Her eyes seemed to meet his for a moment, and he drew in his breath, for he swore he’d seen a spark there, though of what he couldn’t be sure. Was it simply hunger? Or the effects of the drug the nurses came to inject every four hours? Or could it have been something else, perhaps nothing as profound as intelligence, no, but maybe a kind of rudimentary understanding at least… He didn’t want to get too excited; it had only been a flash, a second, but he couldn’t help his palms moistening.

“Daisy? Can you hear me? Do you understand?” He was leaning toward her now, closer than he should have really—the reanimated were still dangerous, despite the medication, and it never paid to be careless around them. But Daisy seemed far more responsive than any of the other patients he’d interviewed in the clinic. He realized that wasn’t saying much, but in this case he’d take what he could get.

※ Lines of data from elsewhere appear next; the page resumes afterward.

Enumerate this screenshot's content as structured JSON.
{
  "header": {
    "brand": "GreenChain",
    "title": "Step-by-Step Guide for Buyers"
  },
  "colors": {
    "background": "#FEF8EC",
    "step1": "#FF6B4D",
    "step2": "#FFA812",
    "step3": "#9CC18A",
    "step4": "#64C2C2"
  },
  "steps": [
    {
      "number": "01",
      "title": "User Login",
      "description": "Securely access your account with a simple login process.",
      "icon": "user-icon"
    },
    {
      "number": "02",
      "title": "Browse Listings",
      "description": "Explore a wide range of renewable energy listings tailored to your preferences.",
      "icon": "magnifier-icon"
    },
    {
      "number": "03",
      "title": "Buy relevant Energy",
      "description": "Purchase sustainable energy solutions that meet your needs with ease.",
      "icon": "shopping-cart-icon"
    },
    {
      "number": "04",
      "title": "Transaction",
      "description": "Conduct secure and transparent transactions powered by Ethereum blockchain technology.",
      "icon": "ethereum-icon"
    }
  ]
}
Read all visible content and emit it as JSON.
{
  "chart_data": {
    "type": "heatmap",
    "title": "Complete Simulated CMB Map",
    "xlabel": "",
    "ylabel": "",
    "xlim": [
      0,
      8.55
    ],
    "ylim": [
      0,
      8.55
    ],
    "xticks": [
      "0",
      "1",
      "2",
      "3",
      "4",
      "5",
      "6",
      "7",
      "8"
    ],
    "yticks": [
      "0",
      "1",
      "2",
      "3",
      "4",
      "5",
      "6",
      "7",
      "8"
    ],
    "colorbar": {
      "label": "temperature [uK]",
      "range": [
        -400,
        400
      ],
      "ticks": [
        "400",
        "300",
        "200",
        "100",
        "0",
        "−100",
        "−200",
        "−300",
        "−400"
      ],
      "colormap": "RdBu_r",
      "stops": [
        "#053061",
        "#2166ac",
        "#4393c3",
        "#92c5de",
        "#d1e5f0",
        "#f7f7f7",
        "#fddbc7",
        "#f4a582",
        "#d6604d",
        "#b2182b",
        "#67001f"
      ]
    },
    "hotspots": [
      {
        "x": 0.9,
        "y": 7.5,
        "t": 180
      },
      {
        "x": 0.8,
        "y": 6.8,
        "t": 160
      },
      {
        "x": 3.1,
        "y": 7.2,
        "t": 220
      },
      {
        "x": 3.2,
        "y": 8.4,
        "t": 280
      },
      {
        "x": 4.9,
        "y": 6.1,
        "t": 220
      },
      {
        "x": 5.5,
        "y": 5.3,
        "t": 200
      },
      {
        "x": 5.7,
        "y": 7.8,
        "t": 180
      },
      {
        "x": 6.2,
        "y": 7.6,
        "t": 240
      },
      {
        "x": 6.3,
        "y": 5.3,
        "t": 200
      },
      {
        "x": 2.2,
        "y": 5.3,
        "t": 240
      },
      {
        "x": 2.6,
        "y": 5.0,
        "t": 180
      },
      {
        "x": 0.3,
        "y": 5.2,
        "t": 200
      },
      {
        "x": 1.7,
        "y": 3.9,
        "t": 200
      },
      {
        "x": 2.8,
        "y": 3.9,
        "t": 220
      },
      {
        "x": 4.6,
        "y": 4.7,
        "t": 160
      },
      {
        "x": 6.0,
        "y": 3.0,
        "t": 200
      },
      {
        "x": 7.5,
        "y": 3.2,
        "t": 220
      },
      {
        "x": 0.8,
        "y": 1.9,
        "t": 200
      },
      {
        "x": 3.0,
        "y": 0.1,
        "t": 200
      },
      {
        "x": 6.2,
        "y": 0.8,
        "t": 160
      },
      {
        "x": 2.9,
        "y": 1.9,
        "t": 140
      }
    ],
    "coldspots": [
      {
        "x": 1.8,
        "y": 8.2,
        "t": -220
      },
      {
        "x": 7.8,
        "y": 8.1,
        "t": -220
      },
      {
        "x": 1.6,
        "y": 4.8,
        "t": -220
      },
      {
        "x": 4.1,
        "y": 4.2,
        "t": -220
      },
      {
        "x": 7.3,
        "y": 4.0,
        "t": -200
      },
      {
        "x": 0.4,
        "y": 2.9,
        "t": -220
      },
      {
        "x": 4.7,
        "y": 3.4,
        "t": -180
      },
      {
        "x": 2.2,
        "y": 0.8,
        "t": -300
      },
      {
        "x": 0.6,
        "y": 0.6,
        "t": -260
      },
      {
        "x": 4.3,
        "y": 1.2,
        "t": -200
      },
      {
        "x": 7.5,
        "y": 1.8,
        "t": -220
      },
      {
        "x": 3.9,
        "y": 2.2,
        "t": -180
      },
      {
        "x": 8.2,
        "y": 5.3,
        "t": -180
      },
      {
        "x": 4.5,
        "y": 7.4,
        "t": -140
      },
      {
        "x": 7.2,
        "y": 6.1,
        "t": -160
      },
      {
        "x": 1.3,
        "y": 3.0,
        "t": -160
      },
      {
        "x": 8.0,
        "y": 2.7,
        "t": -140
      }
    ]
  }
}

She was swaying endlessly, like a snake looking for a place to strike. All of them did that, and he assumed it was simply a manifestation of their condition, filtered through the pharmaceuticals they were forced to take by law. She still didn’t speak—none of them did, or at least they never had when live humans were around—but her strange eyes were fixed on his again, and this time they didn’t simply drift away but held there, seeming to focus sharply behind their milky lenses. Dr. Jenner felt his pulse beginning to race.

“You do understand me, don’t you,” he said, whispering as if the two of them were sharing some delicious secret. “This could change everything.”

He sat there for another hour, firing questions at her and still getting no answers, but becoming more and more certain that he was getting through to her on some level, which was far more than he could say about any of the others. When he finally left the clinic, he called out a musical goodbye to Vera at the nurse’s station. “Any luck today, Doc?” she asked him.

“Yes, Vera, I think my luck is improving. You will call me immediately if any of them say a single word, won’t you?”

“You know I will. Have a good one.”

“Indeed. Good day, Vera.” Dr. Jenner left the clinic, not noticing the way Vera smiled indulgently and shook her head at his receding back.